A randomly generated tautology of the given depth, containing some or all the atomics

Return type:

logics.classes.propositional.Formula

Raises:
  • NotImplemented – If exact_depth is False and all_atomics is True

  • ValueError – If exact_depth is True, all_atomics is True and the number of atomics given > the maximum arity constant of the language ** depth.

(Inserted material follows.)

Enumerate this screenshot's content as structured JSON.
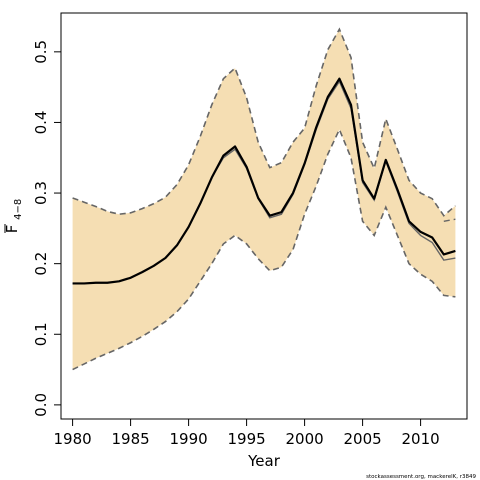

  • FormulaGeneratorError – If it cannot find a tautology in the given number of attempts

Examples

>>> from logics.instances.propositional.languages import classical_language
>>> from logics.instances.propositional.many_valued_semantics import classical_mvl_semantics
>>> from logics.utils.formula_generators.generators_biased import random_formula_generator
>>> random_formula_generator.random_tautology(depth=2, atomics=['p', 'q'],
...                                           language=classical_language,
...                                           validity_apparatus=classical_mvl_semantics)
['→', ['∧', ['q'], ['p']], ['∧', ['q'], ['q']]]
>>> random_formula_generator.random_tautology(depth=2, atomics=['p', 'q'],
...                                           language=classical_language,
...                                           validity_apparatus=classical_mvl_semantics)
['→', ['p'], ['∨', ['p'], ['p']]]
random_valid_inference(num_premises, num_conclusions, max_depth, atomics, language, validity_apparatus, level=1, exact_num_premises=True, exact_num_conclusions=True, attempts=100)

Generates a random valid inference for the validity apparatus given.

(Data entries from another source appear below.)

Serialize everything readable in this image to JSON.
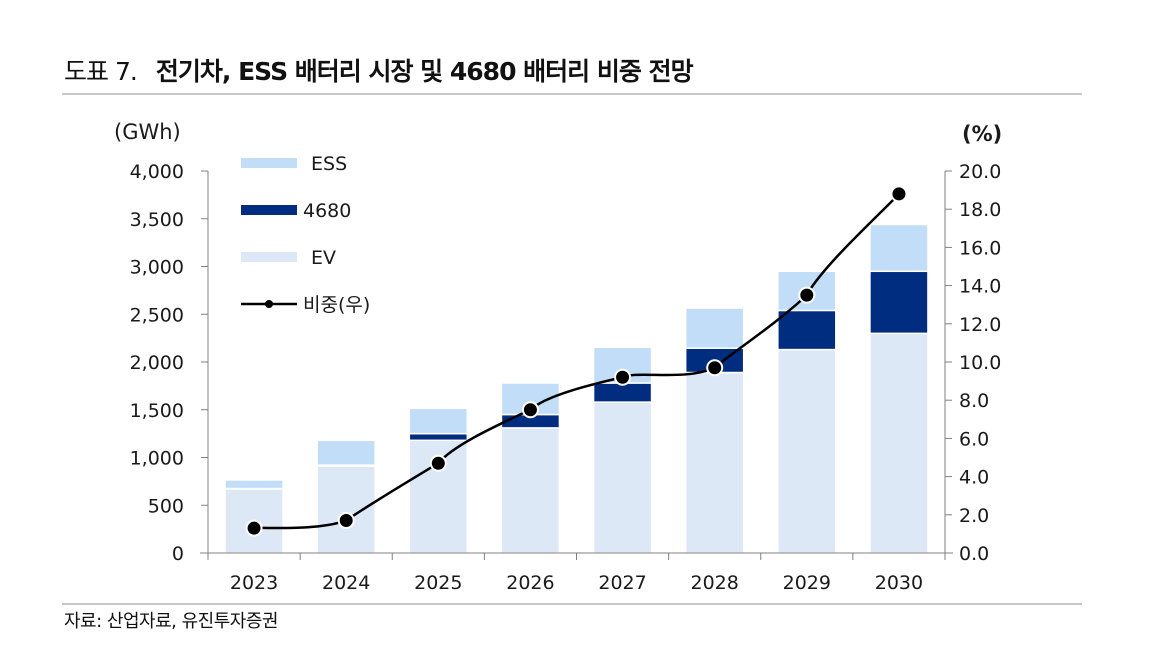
{
  "title": {
    "label": "도표 7.",
    "text": "전기차, ESS 배터리 시장 및 4680 배터리 비중 전망"
  },
  "source": "자료: 산업자료, 유진투자증권",
  "chart_data": {
    "type": "bar",
    "subtype": "stacked-bar-with-line",
    "title": "전기차, ESS 배터리 시장 및 4680 배터리 비중 전망",
    "categories": [
      "2023",
      "2024",
      "2025",
      "2026",
      "2027",
      "2028",
      "2029",
      "2030"
    ],
    "series": [
      {
        "name": "EV",
        "kind": "bar",
        "axis": "left",
        "color": "#dce8f5",
        "values": [
          670,
          910,
          1180,
          1310,
          1580,
          1890,
          2130,
          2300
        ]
      },
      {
        "name": "4680",
        "kind": "bar",
        "axis": "left",
        "color": "#002d80",
        "values": [
          5,
          10,
          70,
          140,
          200,
          255,
          410,
          650
        ]
      },
      {
        "name": "ESS",
        "kind": "bar",
        "axis": "left",
        "color": "#c2ddf8",
        "values": [
          90,
          260,
          265,
          330,
          375,
          420,
          410,
          490
        ]
      },
      {
        "name": "비중(우)",
        "kind": "line",
        "axis": "right",
        "color": "#000000",
        "values": [
          1.3,
          1.7,
          4.7,
          7.5,
          9.2,
          9.7,
          13.5,
          18.8
        ]
      }
    ],
    "left_axis": {
      "label": "(GWh)",
      "range": [
        0,
        4000
      ],
      "ticks": [
        0,
        500,
        1000,
        1500,
        2000,
        2500,
        3000,
        3500,
        4000
      ],
      "tick_labels": [
        "0",
        "500",
        "1,000",
        "1,500",
        "2,000",
        "2,500",
        "3,000",
        "3,500",
        "4,000"
      ]
    },
    "right_axis": {
      "label": "(%)",
      "range": [
        0,
        20
      ],
      "ticks": [
        0,
        2,
        4,
        6,
        8,
        10,
        12,
        14,
        16,
        18,
        20
      ],
      "tick_labels": [
        "0.0",
        "2.0",
        "4.0",
        "6.0",
        "8.0",
        "10.0",
        "12.0",
        "14.0",
        "16.0",
        "18.0",
        "20.0"
      ]
    },
    "legend": {
      "position": "top-left",
      "entries": [
        {
          "name": "ESS",
          "color": "#c2ddf8",
          "kind": "bar"
        },
        {
          "name": "4680",
          "color": "#002d80",
          "kind": "bar"
        },
        {
          "name": "EV",
          "color": "#dce8f5",
          "kind": "bar"
        },
        {
          "name": "비중(우)",
          "color": "#000000",
          "kind": "line"
        }
      ]
    },
    "grid": false
  }
}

Similar to the random_inference method. The two new parameters are to the method above. In particular, The object passed to validity_apparatus must have an is_valid method. If level > 1 the validity apparatus must be able to handle metainferential validity.

Returns:

A randomly generated valid inference or metainference with the parameters given

Return type:

logics.classes.propositional.Inference

Raises:

FormulaGeneratorError – If it cannot find a valid inference in the given number of attempts

Examples

>>> from logics.instances.propositional.languages import classical_language
>>> from logics.utils.parsers import classical_parser
>>> from logics.instances.propositional.many_valued_semantics import classical_mvl_semantics
>>> from logics.utils.formula_generators.generators_biased import random_formula_generator
>>> inf = random_formula_generator.random_valid_inference(num_premises=2, num_conclusions=1,
...                                                       max_depth=2, atomics=['p', 'q'],
...                                                       language=classical_language, level=1,
...                                                       validity_apparatus=classical_mvl_semantics)
>>> classical_parser.unparse(inf)
'(q ↔ p), p / (p ∨ q)'
>>> inf = random_formula_generator.random_valid_inference(num_premises=2, num_conclusions=1,
...                                                       max_depth=2, atomics=['p', 'q'],
...                                                       language=classical_language, level=2,
...                                                       validity_apparatus=classical_mvl_semantics)
>>> classical_parser.unparse(inf)
'(p / p), (p, ((q → p) ∧ (p ∨ p)) / (p ↔ (q ↔ p))) // (((p ↔ p) ∨ p), ~q / (q ∨ ~p))'
random_invalid_inference(num_premises, num_conclusions, max_depth, atomics, language, validity_apparatus, level=1, exact_num_premises=True, exact_num_conclusions=True, attempts=100)

Generates a random invalid inference for the validity apparatus given.

Identical to the method above, only that it returns an invalid inference.